[Tutor] anagrams

Wed Nov 5 06:32:49 EST 2003

Hi!

Triggered by a remark on the DailyPythonUrl I looked for the
Kata - Site and found an interesting little problem: finding
anagrams among the words in a textfile.

KataSix

http://pragprog.com/pragdave/Practices/Kata/KataSix.rdoc,v

The author tells us of a 25-line Ruby-Solution with a performance
of 1.5 secs on his 1 Ghz PPC. (The wordfile can be found on his
website)

I found a Python Solution, which needs 0.75 secs on my 2.3 GHz PC,
but it certainly is not optimal. (Maybe someone here likes to find
a better one?)

Another problem remains for me: My script finds 2531 groups
of anagrams with 5683 words alltogether, whereas the above
mentioned solution has only 2,530 sets of anagrams (and a total of
5,680 words).

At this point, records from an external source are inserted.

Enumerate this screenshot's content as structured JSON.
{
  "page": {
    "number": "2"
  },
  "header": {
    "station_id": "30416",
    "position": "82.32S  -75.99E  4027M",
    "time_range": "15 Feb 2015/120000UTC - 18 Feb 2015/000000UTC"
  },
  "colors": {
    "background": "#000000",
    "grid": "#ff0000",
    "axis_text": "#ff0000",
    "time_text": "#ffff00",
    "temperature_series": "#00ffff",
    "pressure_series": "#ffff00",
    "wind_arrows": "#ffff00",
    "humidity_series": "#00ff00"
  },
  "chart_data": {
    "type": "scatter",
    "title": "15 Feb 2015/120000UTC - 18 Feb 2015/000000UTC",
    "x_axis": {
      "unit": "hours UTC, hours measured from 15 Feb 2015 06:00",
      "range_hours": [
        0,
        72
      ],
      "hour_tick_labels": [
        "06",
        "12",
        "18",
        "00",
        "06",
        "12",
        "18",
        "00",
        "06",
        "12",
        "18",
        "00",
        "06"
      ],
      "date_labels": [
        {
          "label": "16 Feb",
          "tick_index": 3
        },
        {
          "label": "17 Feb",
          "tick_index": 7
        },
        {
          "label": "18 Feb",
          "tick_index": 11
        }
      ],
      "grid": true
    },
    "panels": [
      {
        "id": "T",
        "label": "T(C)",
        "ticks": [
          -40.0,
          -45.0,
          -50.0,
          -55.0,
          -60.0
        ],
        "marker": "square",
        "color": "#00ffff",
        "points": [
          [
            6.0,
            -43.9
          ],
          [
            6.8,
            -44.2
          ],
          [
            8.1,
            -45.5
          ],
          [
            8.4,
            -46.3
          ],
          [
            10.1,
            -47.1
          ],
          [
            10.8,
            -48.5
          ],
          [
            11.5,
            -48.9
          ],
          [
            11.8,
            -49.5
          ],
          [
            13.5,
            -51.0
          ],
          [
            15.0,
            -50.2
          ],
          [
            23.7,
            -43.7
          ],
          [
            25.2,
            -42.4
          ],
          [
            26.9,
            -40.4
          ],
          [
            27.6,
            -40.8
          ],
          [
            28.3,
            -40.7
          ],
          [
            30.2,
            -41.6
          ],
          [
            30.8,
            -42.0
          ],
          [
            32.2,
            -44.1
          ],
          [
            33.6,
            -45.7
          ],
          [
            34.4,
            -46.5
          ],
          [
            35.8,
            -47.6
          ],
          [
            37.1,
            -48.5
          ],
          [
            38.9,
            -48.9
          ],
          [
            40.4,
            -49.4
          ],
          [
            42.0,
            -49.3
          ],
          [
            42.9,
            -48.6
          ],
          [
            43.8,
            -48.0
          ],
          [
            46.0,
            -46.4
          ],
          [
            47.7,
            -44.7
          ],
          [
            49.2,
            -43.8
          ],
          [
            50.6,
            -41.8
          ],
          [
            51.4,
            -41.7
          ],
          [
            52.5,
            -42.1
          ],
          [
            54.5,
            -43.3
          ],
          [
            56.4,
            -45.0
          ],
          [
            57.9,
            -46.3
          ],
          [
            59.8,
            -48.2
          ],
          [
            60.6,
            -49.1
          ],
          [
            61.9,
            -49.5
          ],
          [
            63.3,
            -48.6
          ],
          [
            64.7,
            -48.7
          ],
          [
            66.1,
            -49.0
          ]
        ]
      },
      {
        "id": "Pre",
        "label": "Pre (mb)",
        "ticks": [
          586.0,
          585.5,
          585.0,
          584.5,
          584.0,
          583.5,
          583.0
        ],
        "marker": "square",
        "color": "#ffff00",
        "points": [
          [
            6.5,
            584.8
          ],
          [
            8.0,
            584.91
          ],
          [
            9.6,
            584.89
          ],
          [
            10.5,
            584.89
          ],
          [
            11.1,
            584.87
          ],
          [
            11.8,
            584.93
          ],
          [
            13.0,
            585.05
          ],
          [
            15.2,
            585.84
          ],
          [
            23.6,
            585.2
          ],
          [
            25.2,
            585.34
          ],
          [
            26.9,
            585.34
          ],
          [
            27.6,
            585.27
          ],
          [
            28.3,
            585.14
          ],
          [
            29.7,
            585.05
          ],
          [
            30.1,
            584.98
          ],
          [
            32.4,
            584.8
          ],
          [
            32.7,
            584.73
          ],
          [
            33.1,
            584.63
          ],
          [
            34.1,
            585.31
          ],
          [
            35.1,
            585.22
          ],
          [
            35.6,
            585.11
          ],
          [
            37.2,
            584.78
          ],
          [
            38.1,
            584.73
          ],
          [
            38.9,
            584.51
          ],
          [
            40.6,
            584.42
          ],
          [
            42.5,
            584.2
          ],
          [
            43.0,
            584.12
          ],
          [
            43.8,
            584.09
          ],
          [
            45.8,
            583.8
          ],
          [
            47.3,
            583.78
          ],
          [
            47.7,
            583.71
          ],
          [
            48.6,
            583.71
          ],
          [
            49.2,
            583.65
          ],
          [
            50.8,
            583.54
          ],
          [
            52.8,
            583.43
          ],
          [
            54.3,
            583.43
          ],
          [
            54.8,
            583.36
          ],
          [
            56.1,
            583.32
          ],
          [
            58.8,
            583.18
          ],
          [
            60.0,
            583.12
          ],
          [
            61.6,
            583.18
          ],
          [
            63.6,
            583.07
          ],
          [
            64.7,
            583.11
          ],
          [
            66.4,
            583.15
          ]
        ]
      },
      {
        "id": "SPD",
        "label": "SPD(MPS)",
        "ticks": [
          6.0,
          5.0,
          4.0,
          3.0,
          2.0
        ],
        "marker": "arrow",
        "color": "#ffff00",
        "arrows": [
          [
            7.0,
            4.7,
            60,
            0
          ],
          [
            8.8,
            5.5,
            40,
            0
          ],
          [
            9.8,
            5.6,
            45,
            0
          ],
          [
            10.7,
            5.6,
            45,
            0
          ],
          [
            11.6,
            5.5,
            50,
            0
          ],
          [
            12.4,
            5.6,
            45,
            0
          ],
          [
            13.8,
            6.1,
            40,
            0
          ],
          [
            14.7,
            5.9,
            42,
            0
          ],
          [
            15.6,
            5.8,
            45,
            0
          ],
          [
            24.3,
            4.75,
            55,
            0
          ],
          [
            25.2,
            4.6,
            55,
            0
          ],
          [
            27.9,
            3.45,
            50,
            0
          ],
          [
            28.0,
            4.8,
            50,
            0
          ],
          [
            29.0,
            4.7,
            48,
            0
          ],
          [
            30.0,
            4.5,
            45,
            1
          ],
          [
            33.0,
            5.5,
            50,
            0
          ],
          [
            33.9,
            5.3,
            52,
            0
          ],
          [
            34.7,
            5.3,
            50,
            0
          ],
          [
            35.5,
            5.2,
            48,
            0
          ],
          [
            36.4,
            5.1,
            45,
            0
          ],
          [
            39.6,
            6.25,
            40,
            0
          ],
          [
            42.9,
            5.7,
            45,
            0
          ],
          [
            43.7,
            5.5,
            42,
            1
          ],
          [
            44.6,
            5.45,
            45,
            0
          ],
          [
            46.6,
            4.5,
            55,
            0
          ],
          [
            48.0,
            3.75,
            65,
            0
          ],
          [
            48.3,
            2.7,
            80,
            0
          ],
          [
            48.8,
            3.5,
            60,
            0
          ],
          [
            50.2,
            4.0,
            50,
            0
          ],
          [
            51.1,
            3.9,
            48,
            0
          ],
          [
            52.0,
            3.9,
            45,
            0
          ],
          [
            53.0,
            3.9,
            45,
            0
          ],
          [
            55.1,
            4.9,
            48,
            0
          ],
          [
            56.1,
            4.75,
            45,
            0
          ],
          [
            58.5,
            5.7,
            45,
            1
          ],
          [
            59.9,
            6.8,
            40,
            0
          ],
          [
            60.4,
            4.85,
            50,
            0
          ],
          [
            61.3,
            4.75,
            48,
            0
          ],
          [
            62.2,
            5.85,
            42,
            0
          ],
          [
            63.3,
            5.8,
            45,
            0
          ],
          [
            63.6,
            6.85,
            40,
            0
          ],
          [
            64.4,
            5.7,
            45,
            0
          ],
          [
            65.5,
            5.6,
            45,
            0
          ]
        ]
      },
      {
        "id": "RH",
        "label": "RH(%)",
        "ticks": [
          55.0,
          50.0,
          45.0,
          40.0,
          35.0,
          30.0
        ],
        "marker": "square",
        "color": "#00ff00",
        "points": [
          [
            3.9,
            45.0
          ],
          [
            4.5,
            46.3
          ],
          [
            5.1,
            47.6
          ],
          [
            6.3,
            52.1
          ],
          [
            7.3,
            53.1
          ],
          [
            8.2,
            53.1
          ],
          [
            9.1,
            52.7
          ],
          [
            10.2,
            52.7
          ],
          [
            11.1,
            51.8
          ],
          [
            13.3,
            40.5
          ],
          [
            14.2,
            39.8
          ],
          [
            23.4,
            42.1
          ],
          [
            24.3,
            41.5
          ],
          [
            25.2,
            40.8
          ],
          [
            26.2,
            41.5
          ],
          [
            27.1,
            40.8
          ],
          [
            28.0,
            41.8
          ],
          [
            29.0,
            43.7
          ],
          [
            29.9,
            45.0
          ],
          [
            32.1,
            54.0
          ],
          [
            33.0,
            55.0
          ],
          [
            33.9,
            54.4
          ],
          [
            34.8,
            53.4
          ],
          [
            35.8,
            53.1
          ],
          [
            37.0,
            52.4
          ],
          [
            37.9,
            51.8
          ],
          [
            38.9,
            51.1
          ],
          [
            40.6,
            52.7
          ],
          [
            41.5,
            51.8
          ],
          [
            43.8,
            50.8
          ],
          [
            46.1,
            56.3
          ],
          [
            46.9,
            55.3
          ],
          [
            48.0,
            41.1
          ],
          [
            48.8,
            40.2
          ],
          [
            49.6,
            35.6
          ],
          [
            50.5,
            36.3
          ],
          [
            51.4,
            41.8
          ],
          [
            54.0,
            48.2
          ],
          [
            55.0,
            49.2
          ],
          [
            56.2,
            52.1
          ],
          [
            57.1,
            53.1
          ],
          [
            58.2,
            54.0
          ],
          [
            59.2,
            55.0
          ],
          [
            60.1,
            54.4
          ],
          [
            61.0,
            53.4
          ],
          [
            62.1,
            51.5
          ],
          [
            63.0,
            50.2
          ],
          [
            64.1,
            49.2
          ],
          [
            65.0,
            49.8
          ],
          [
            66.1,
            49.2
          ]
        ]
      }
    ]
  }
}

So I suspect, that my solution contains a bug, but
I couldn't find it (until now).

Here the code:

"""KataSix: Find groups of anagrams in a wordlist
http://pragprog.com/pragdave/Practices/Kata/KataSix.rdoc,v

Solution making heavy use of Tim Peters marvelous
sort - implementation
"""
# get wordlist
wordlist = open("wordlist.txt").read().split()

# convert words to lists of characters, remember index in wordlist
listlist = [(list(word.lower()),i) for (i,word) in enumerate(wordlist)]

# first sort each characterlist, then the list of characterlists
for item in listlist:
    item[0].sort()
listlist.sort()

# now anagrams form groups of consecutive characterlists - extract them:
lenwl = len(wordlist)
i, anagramgroups = 0, []
while i < lenwl:
    anagramlist = [wordlist[listlist[i][1]]]
    j = i+1
    while j < lenwl and listlist[j][0] == listlist[i][0]:
        anagramlist.append(wordlist[listlist[j][1]])
        j = j+1
    if len(anagramlist) > 1: anagramgroups.append(anagramlist)
    i = j

# Output results:
print "anagram groups:", len(anagramgroups)
print "words:", sum([len(g) for g in anagramgroups])

###############

Remarks, comments, amendments?

Gregor